Comunicato stampa Usi-Ricerca

Dichiarazione della Segreteria nazionale di Usi-Ricerca, sindacato nazionale lavoratori della ricerca.

“Le dimissioni di Domenico Giardini da presidente dell’Istituto nazionale di geofisica e vulcanologia, di cui si è avuta notizia questa mattina, hanno stupito alcuni sindacati, tra i quali la Cgil,  che forse seguono molto da lontano le sorti dell’ente di Vigna Murata.

Il Foglietto della Ricerca, settimanale dell’Usi-Ricerca, sin dal 18 ottobre scorso, in un articolo dal titolo “ La giungla retributiva dei presidenti e dei direttori generali degli enti di ricerca” aveva scritto testualmente. “Una notazione a parte merita l’Istituto nazionale di  geofisica e vulcanologia (Ingv), dove da qualche settimana si è insediato Domenico Giardini. Se il direttore generale in carica, con 156 mila euro, non può certo lamentarsi, di diverso avviso sarebbe Giardini, docente presso l’Institute for Catastrophe Risk Management di Singapore, che, di fronte alla prospettiva di 112 mila euro lordi, avrebbe chiesto alla Gelmini un congruo incremento della indennità, ovvero la possibilità di trasferire l’attività accademica a La Sapienza di Roma, da dove però fanno sapere di non avere risorse per istituire una nuova cattedra”.

Nel corso di questi due mesi, le richieste di Giardini non hanno avuto accoglimento, nonostante il cambio di vertice al Miur, per cui sono maturate le odierne dimissioni.
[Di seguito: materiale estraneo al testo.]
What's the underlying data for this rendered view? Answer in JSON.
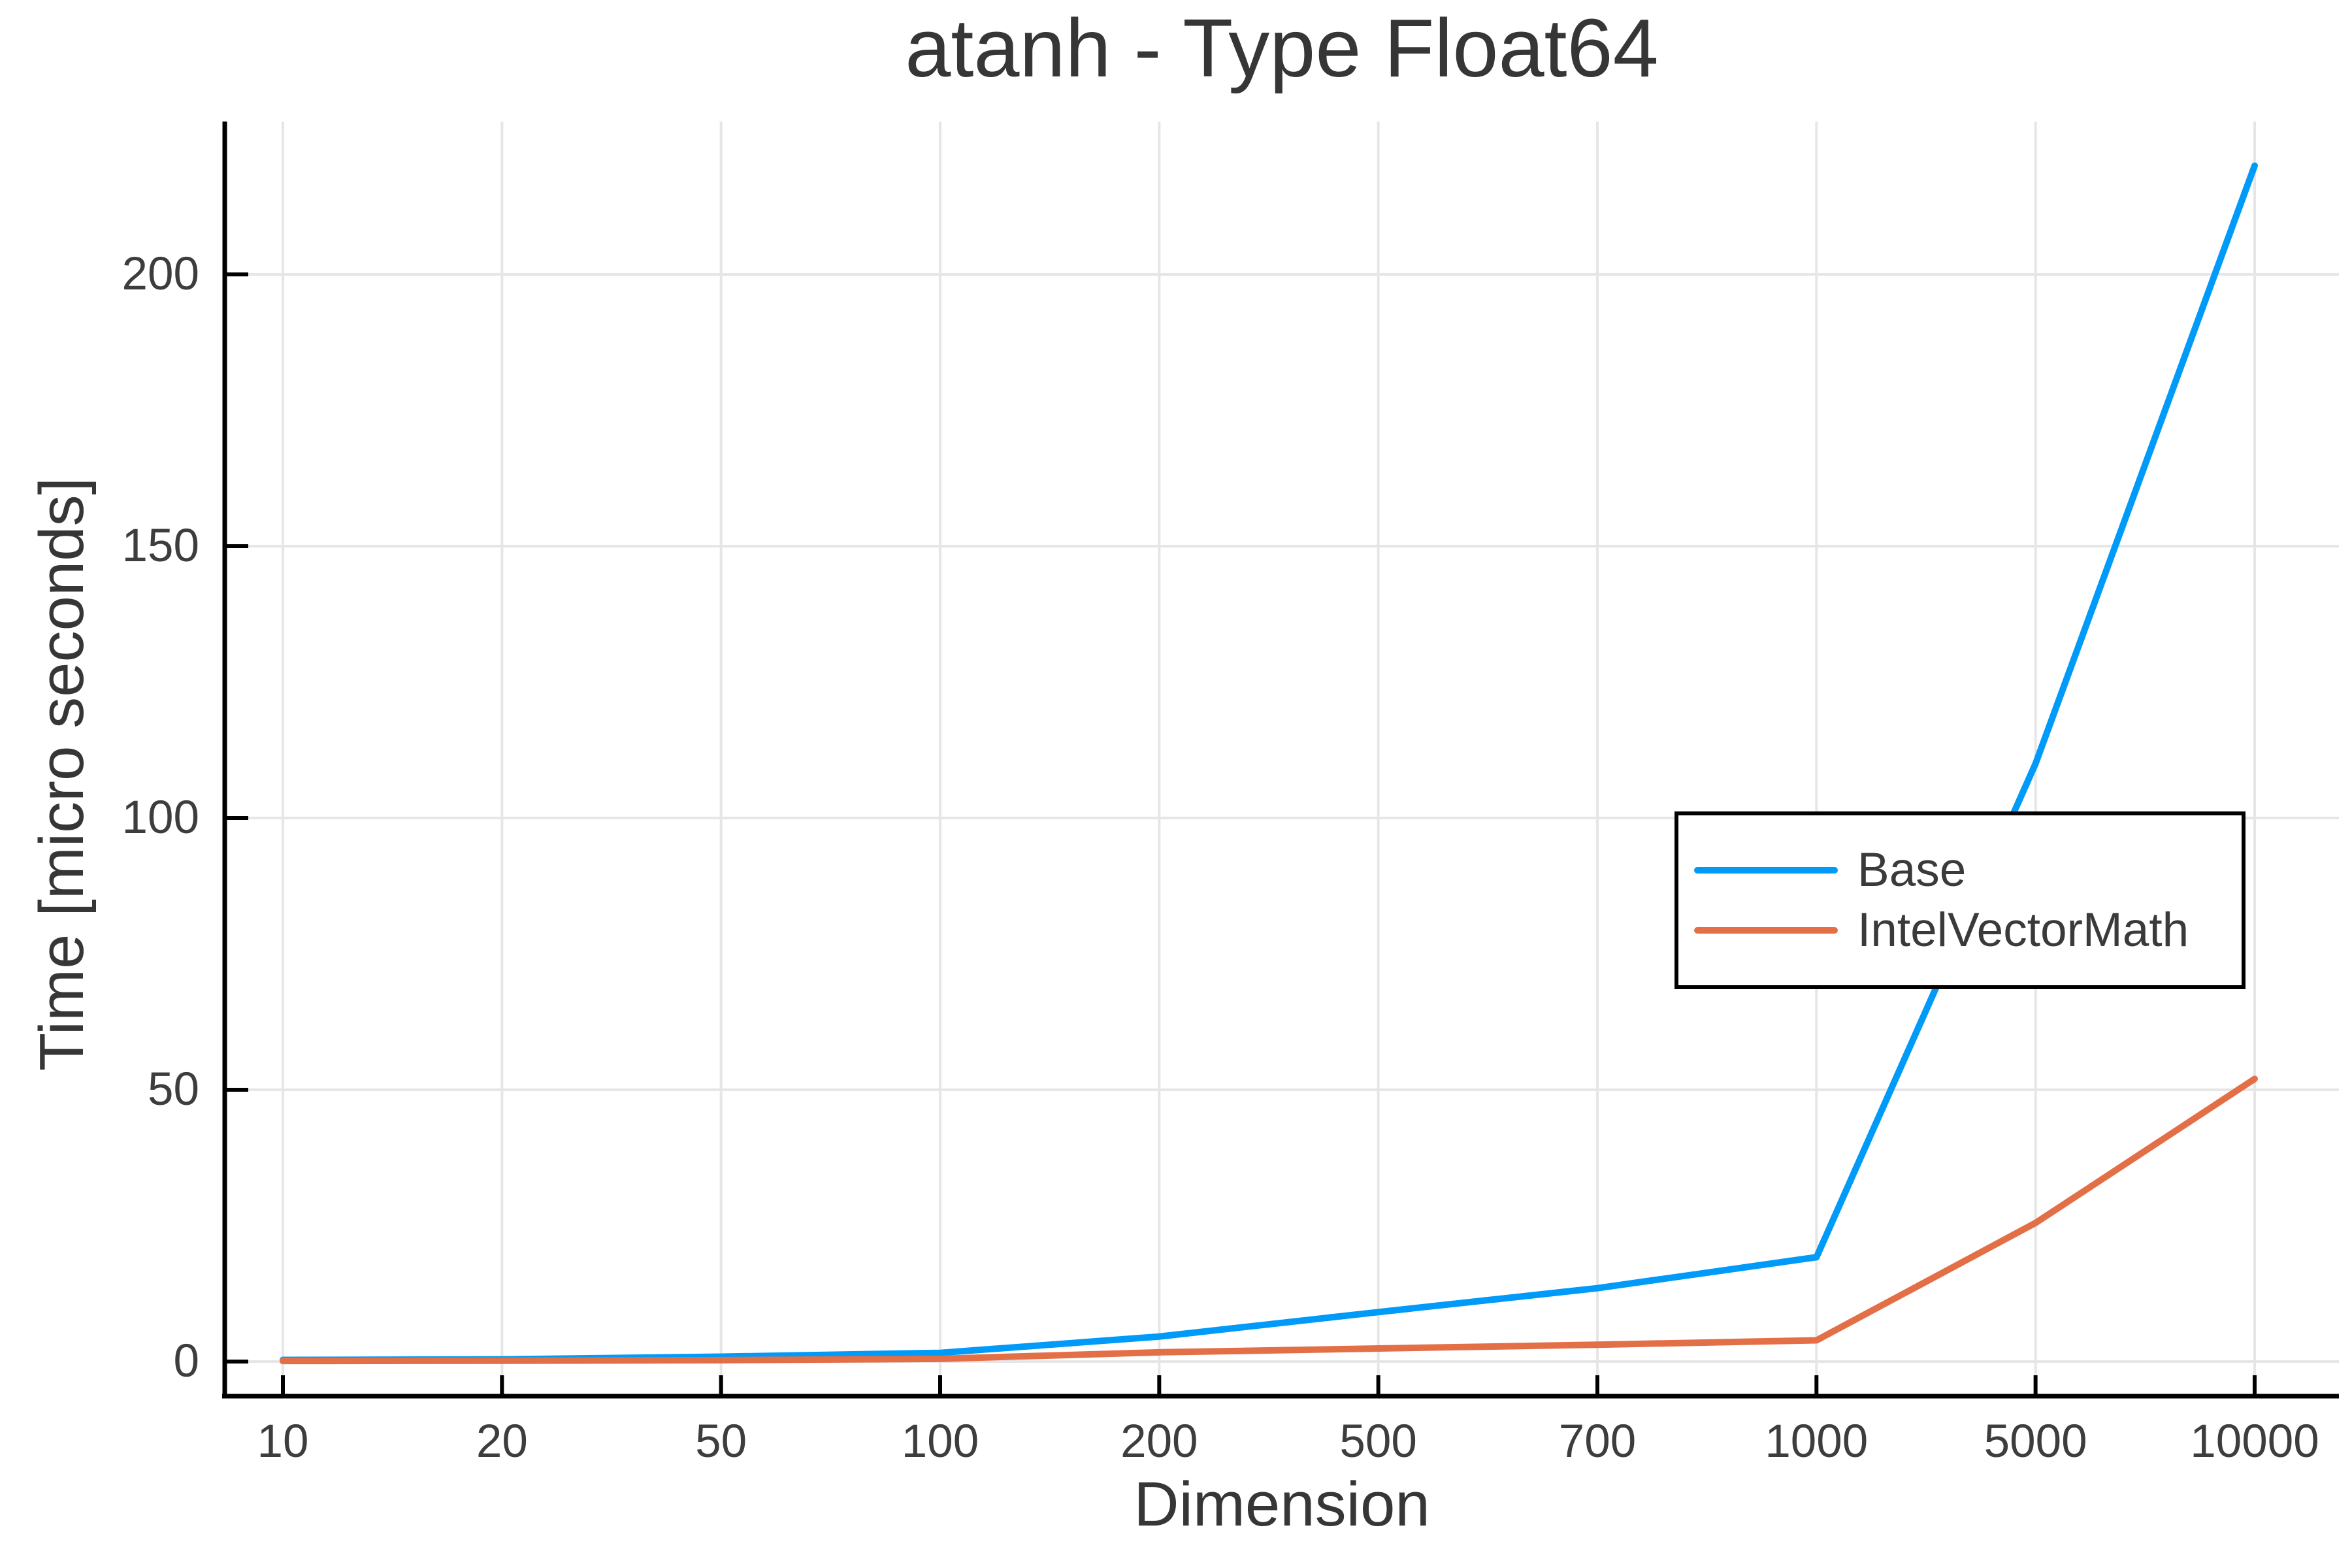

La vicenda, che danneggia non poco l’Ingv e il personale tutto, tra cui quello precario che da anni attende la legittima stabilizzazione, denota la superficialità con la quale l’ex ministra Gelmini è giunta lo scorso agosto alla scelta dei presidenti degli enti di ricerca vigilati dal Miur, tra i quali l’Ingv, atteso che, evidentemente, non si è neppure preoccupata, prima di formalizzare gli incarichi, di comunicare ai prescelti il compenso annuo a loro spettante.

Se lo avesse fatto, probabilmente Giardini non avrebbe accettato l’incarico. L’uscita di scena di Giardini è destinata a determinare un vero caos istituzionale, essendo necessaria, per la sua sostituzione, una nuova selezione di candidati, che richiederà tempi non certo  brevi”.